The department, he said, needs to do its job properly.
“It needs to monitor these things properly, which it’s not doing either because of incapacity or they’re just not interested.”
Now, the North Sands dump and other Mintails dumps in the area are due to be re-mined and ultimately removed. Hethen Hera, the spokesperson for mid-tier gold producer Pan African Resources, said it had successfully completed a definitive feasibility study of the tailings storage facilities that form part of Mintails South Africa’s assets, including North Sands dump, which will be re-mined.
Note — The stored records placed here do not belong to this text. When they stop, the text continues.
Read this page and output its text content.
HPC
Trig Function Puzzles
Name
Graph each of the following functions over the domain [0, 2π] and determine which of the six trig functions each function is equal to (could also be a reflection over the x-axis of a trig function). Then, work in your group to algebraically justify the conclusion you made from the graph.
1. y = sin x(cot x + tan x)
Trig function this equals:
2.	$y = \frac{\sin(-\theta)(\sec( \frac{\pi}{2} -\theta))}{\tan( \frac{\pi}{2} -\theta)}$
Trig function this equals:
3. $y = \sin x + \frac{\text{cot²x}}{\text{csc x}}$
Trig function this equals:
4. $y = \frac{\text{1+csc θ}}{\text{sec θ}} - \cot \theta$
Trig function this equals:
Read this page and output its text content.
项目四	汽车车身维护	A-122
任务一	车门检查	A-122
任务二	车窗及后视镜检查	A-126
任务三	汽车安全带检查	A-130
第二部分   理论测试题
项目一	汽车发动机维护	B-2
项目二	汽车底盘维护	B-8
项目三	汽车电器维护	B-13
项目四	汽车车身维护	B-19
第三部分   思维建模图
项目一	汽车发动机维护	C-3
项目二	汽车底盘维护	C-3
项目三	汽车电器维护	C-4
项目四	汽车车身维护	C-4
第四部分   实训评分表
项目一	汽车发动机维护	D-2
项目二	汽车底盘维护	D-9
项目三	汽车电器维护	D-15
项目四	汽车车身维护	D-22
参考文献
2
The firm has until 30 August to announce the transaction, which has to be presented to its board. “We’re basically cleaning up legacy scars on the landscape, apart from getting the gold out, which is beneficial to shareholders and stakeholders,” he said.
“As part of the process it will lead to a better environment, because as you’re removing the dumps, you leave behind a footprint and that is easier to rehabilitate and that’s what we’ve done previously at our operations in Barberton and Evander.”
Pan African Resources, he said, would rehabilitate as it mined, and that part of its rehabilitation work will involve closing up old workings and old shafts.
“As you close up and prevent access you sort of eradicate that problem of illegal mining,” he said.